По куцей зыби, по водной толчее — но вперед. Только вперед.
И ни разу даже признака суши, Итаки.
18
Интерлюдия, часть II: долгий вояж и коротенькая прогулка
До них это продолжительное путешествие уже не раз повторили предшественники. Башни понемногу заполнялись обитателями. Марс был уже не тот.
Репортажи о запусках транслировались практически всеми визгунами и пискунами. Постепенно ажиотаж утих, человечество вернулось к своим привычным занятиям: поучать других уму-разуму, глазеть на футбол, достигать святости, чистить кому-то морду, коллекционировать антикварные издания, читать новомодных писателей, стихоплетствовать, заливать за воротник, ширяться, писать картины и высекать статуи, уважать, презирать или любить ближнего своего, размышлять, фантазировать, находить партнера для совокуплений или показывать ему фигу, болеть, врачевать, умствовать, вести себя последней сволочью, смеяться, рыдать и умирать. Короче, на что было способно, то и вытворяло.
Лишь на «Конфу» оно проделывало невозможное.
Пассажиров будили сменами по шесть человек в каждой. После разминки в спортзале им давали двадцатиминутный перерыв, в течение которого они могли сидеть и пить кофе, нагретый теплом их собственной крови. Разрешалось также разговаривать. Или молчать.
— Я мечтал попасть на Марс. Не могу сказать, что преуспел в жизни, — говорил мужчина по имени Фихт; довольно унылая личность, сутулый и потертый человечек. Речь его была весьма лапидарна. — Я астроном. По слухам, на Марсе отличные условия. Для наблюдений. Очень хочется чего-то достичь. Хоть в кои-то веки. Или научиться новому. — Он бросил взгляд на соседа. — Вы, должно быть, презираете меня за эти слова? А вот вы… Чем вы занимаетесь?
— Я Доран.
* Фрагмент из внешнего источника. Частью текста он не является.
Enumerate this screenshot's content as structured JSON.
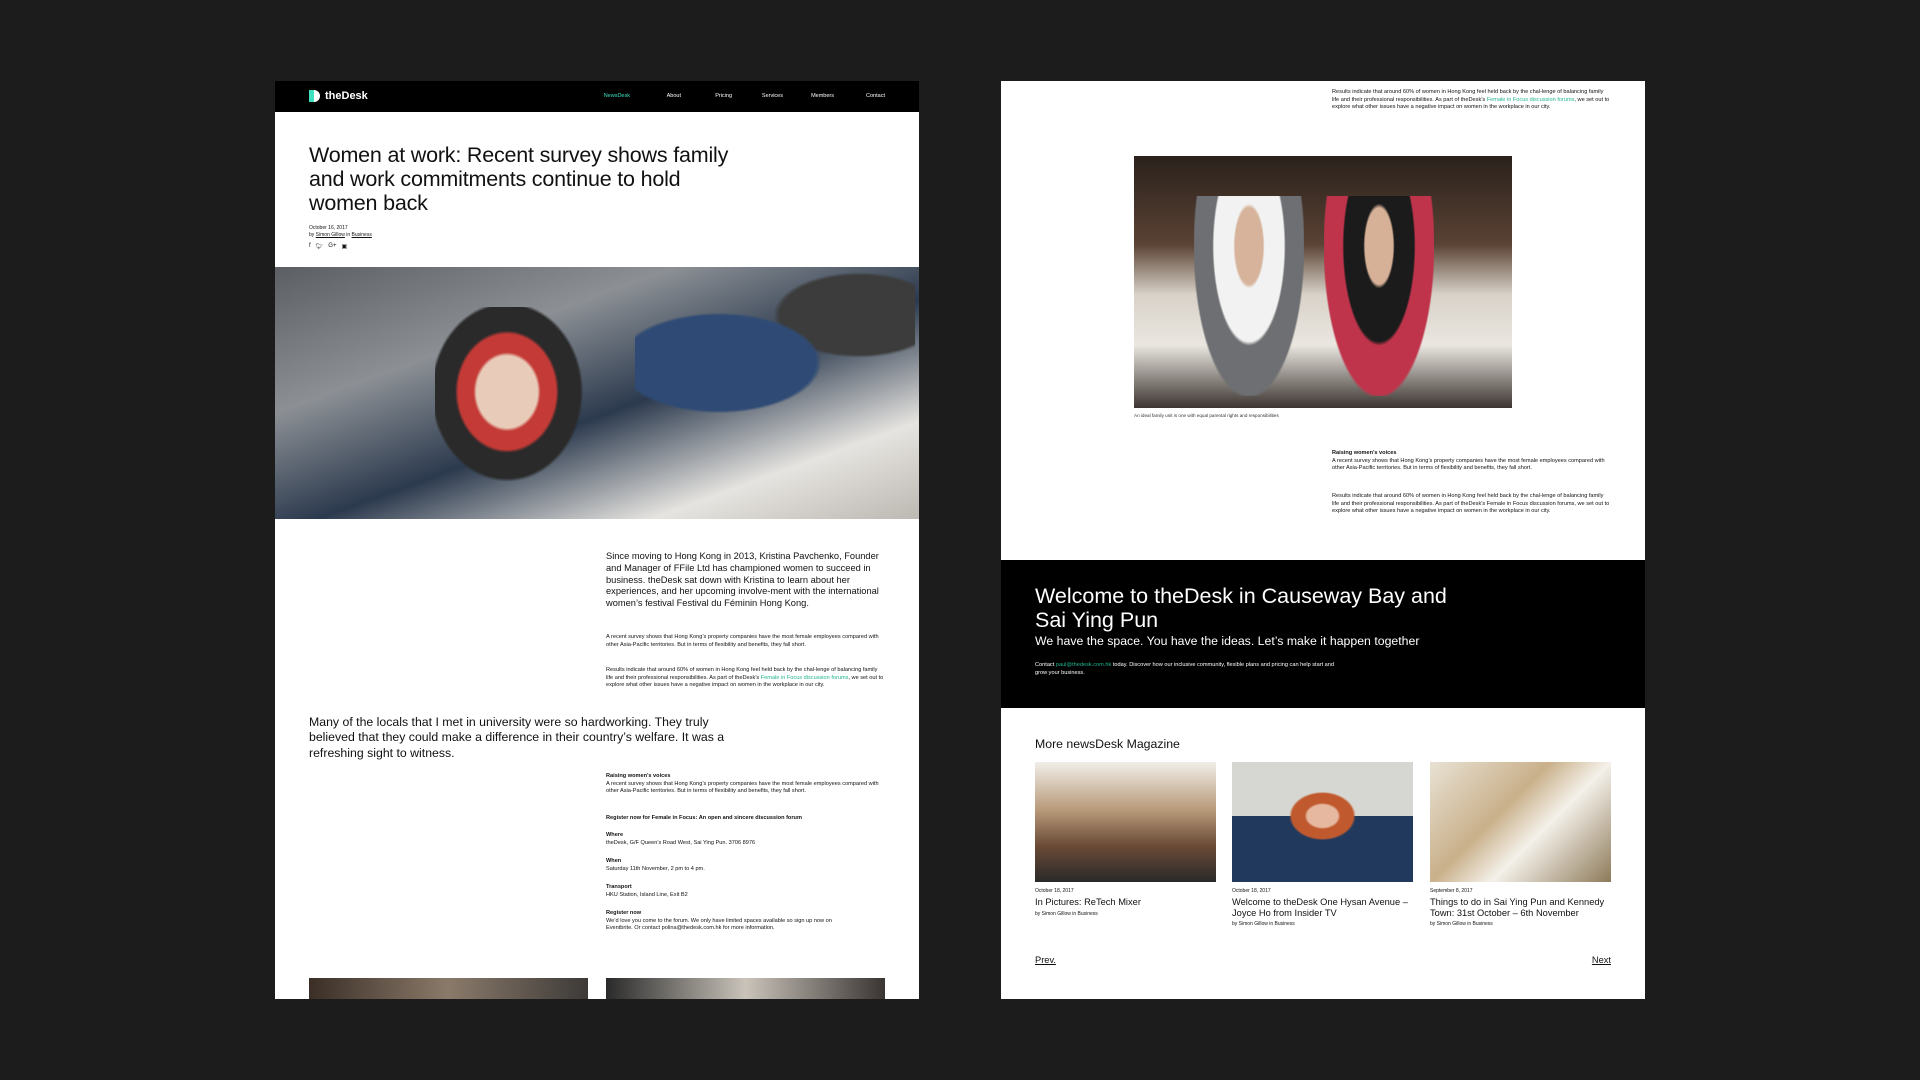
{
  "article": {
    "nav": {
      "brand": "theDesk",
      "links": [
        "NewsDesk",
        "About",
        "Pricing",
        "Services",
        "Members",
        "Contact"
      ],
      "active": "NewsDesk"
    },
    "title": "Women at work: Recent survey shows family and work commitments continue to hold women back",
    "date": "October 16, 2017",
    "byline_prefix": "by",
    "author": "Simon Gillow",
    "byline_in": "in",
    "category": "Business",
    "share_icons": [
      "facebook-icon",
      "twitter-icon",
      "google-plus-icon",
      "linkedin-icon"
    ],
    "lede": "Since moving to Hong Kong in 2013, Kristina Pavchenko, Founder and Manager of FFile Ltd has championed women to succeed in business. theDesk sat down with Kristina to learn about her experiences, and her upcoming involve-ment with the international women’s festival Festival du Féminin Hong Kong.",
    "para1": "A recent survey shows that Hong Kong’s property companies have the most female employees compared with other Asia-Pacific territories. But in terms of flexibility and benefits, they fall short.",
    "para2_start": "Results indicate that around 60% of women in Hong Kong feel held back by the chal-lenge of balancing family life and their professional responsibilities. As part of theDesk’s",
    "para2_link": "Female in Focus discussion forums",
    "para2_end": ", we set out to explore what other issues have a negative impact on women in the workplace in our city.",
    "quote": "Many of the locals that I met in university were so hardworking. They truly believed that they could make a difference in their country’s welfare. It was a refreshing sight to witness.",
    "voices_heading": "Raising women’s voices",
    "voices_text": "A recent survey shows that Hong Kong’s property companies have the most female employees compared with other Asia-Pacific territories. But in terms of flexibility and benefits, they fall short.",
    "register_heading": "Register now for Female in Focus: An open and sincere discussion forum",
    "where_label": "Where",
    "where_text": "theDesk, G/F Queen’s Road West, Sai Ying Pun. 3706 8976",
    "when_label": "When",
    "when_text": "Saturday 11th November, 2 pm to 4 pm.",
    "transport_label": "Transport",
    "transport_text": "HKU Station, Island Line, Exit B2",
    "register_label": "Register now",
    "register_text": "We’d love you come to the forum. We only have limited spaces available so sign up now on Eventbrite. Or contact polina@thedesk.com.hk for more information."
  },
  "right": {
    "top_para_start": "Results indicate that around 60% of women in Hong Kong feel held back by the chal-lenge of balancing family life and their professional responsibilities. As part of theDesk’s",
    "top_para_link": "Female in Focus discussion forums",
    "top_para_end": ", we set out to explore what other issues have a negative impact on women in the workplace in our city.",
    "caption": "An ideal family unit is one with equal parental rights and responsibilities",
    "voices_heading": "Raising women’s voices",
    "voices_text": "A recent survey shows that Hong Kong’s property companies have the most female employees compared with other Asia-Pacific territories. But in terms of flexibility and benefits, they fall short.",
    "results_text": "Results indicate that around 60% of women in Hong Kong feel held back by the chal-lenge of balancing family life and their professional responsibilities. As part of theDesk’s Female in Focus discussion forums, we set out to explore what other issues have a negative impact on women in the workplace in our city.",
    "promo_title": "Welcome to theDesk in Causeway Bay and Sai Ying Pun",
    "promo_sub": "We have the space. You have the ideas. Let’s make it happen together",
    "promo_contact_prefix": "Contact",
    "promo_contact_email": "paul@thedesk.com.hk",
    "promo_contact_rest": "today. Discover how our inclusive community, flexible plans and pricing can help start and grow your business.",
    "more_heading": "More newsDesk Magazine",
    "cards": [
      {
        "date": "October 18, 2017",
        "title": "In Pictures: ReTech Mixer",
        "byline": "by Simon Gillow in Business"
      },
      {
        "date": "October 18, 2017",
        "title": "Welcome to theDesk One Hysan Avenue – Joyce Ho from Insider TV",
        "byline": "by Simon Gillow in Business"
      },
      {
        "date": "September 8, 2017",
        "title": "Things to do in Sai Ying Pun and Kennedy Town: 31st October – 6th November",
        "byline": "by Simon Gillow in Business"
      }
    ],
    "prev": "Prev.",
    "next": "Next"
  }
}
И мне до лампочки, у кого что болит. Пусть плачутся в жилетку, ежели невтерпеж. Лично я последнее время безвылазно торчал в Антарктиде, вернее, на том огрызке, который остался от шельфового ледника Росса. А еще раньше рисовал комиксы. И любил блондинок.
— Слушайте, чего вы все воду в ступе толчете? — вмешался третий мужчина, которого звали Хэддод. — Или у вас уже СВН проявляется, м-м?
Не обращая на него внимания, Доран вальяжно продолжал:
— Сегодня я проснулся и восхищенно подумал: с какой все-таки скоростью мы обучаемся! Взять хотя бы комиксы; в свое время я сделал целую серию под названием «Судебные штучки». Сидишь себе, рисуешь всякие загогулины внутри квадратиков. Хочешь, следующий квадратик заглянет в судьбы героев через микросекунду, а хочешь — хоть через миллион лет. Чудно, правда? Плевое дело: перевести взгляд на новый квадратик, — а прыжок вперед может быть сколь угодно далеким. И мы, что интересно, тут же к этому привыкаем. Вот я говорю: чертовски быстро учимся.
— Стерпится — слюбится, — мрачно изрек Хэддод.
— Так а я о чем?
Фихт гнул свое:
— Понимаете, пространство как бы пропорционально времени. Все равно что этот наш полет на Марс. В любой момент может прозвучать гонг. И мы заснем. А когда проснемся, куда-то исчезнет тысяча… или две? три тысячи? миль пространства…
Не успел он договорить, как действительно раздался мягкий гул. Спутники улыбнулись друг другу и кивнули. Комиксы-квадратики. Полеты на Марс…
Все забрались в свои спальные ложементы. Краткий период бодрствования подошел к концу.
Родиться на свет — это самый удобный и общепринятый способ влиться в чью-то семью. Есть, конечно, и другие методики; скажем, можно стать кому-то родственником уже в зрелые годы. Точно так же тебе могут дать пинка. Так или иначе, институт семьи доказал свою устойчивость на протяжении веков. В царстве животных дела обстоят по-разному в зависимости от конкретного вида. Слоны соблюдают родственные связи. Тигровый молодняк, когда приходит срок, навсегда покидает лоно семьи. Необходимость в охоте и пропитании играет крайне серьезную роль. Даже семья бедняка, усевшись перед экраном визгуна, пустит по кругу жареную рыбу с картошкой или пиццу. Причем совсем не обязательно, чтобы человек был счастлив, даже имея семью. Зачастую хватает приспособляться или всего-то не выделяться.